There are many different varieties of loan including:
· Delayed initial repayments, to ensure your business has sufficient cashflow in the early days,
· Interest only loans, which defer the capital repayment until the end of the loan. Again this is very useful for cashflow, but can result in a substantial hit at a later date.
· Staged loan drawdown, thereby reducing the amount of interest payable. Capital is only released as and when required.
· Many banks offer the opportunity to change your payment terms and loan amount on an annual basis, which means that you can tailor your needs to the performance of your business.
· Repayment holidays. In effect you are deferring interest payment, which you will need to repay at a later date, with additional interest. Again, this can be very beneficial for cash flow if you business is going through a quiet period.
· Many banks allow loan over payments, which can either go against paying the loan off quicker, or can be redrawn if required at a future date. An early payment will result in a reduction in future interest payments.

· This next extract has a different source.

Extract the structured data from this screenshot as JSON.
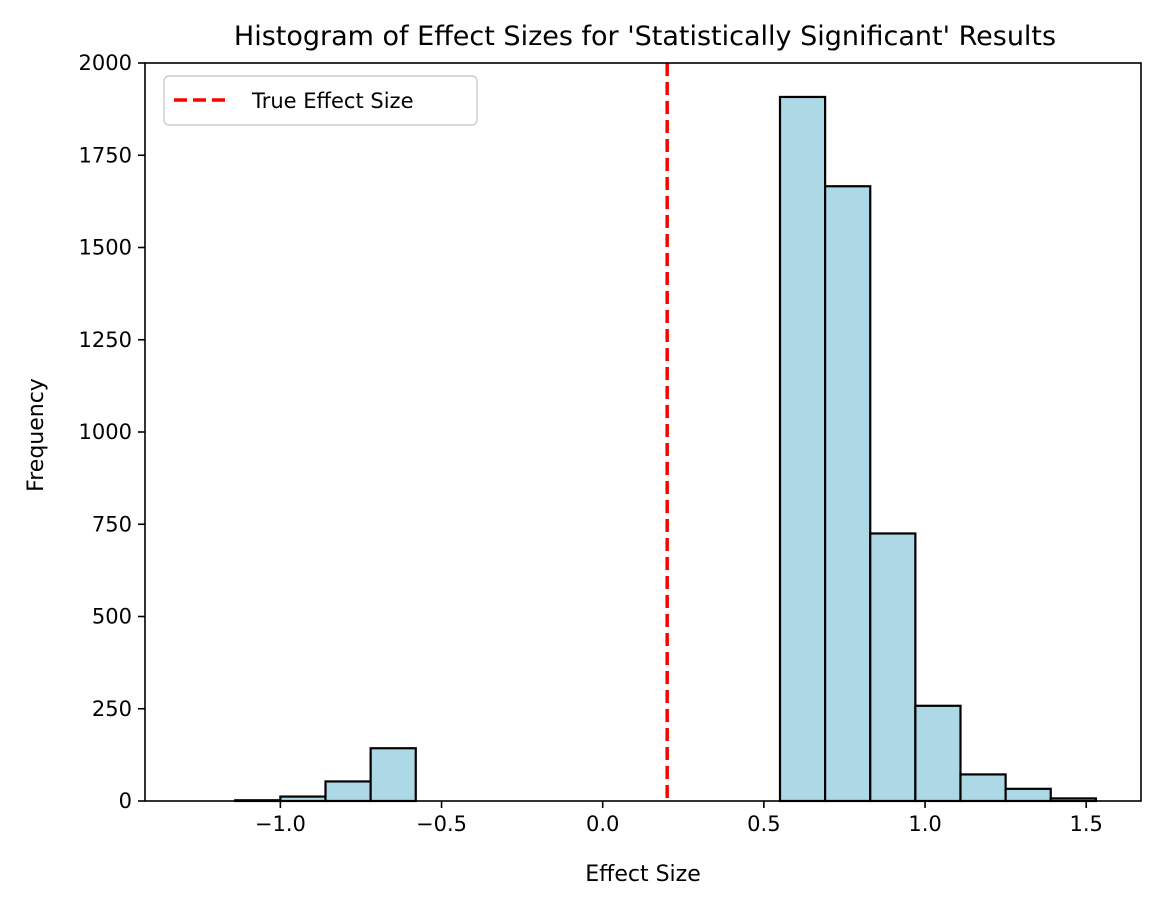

In essence the banks have been very quick to react to a need for highly flexible borrowing instruments, and while these can be very beneficial to smaller businesses, they do come at a price with banks often charging various administration fees in return for the greater flexibility.
As strange as it may sound, one of the main reasons why many small businesses fail is the fact that they do not borrow enough. An under funded business is starting from a weak position to begin with, and it is often better to borrow more than your initial requirements so that you have the option of repaying the excess early.
In the early days of trading, before a business is able to build up a reputation and may be trying different sales methods, cashflow is vital. Cashflow is essential for reinvestment into the business, and to allow the company to expand.
Many banks see borrowing agreements with smaller businesses as an investment for the future, as some of these businesses may well become the large conglomerates of tomorrow.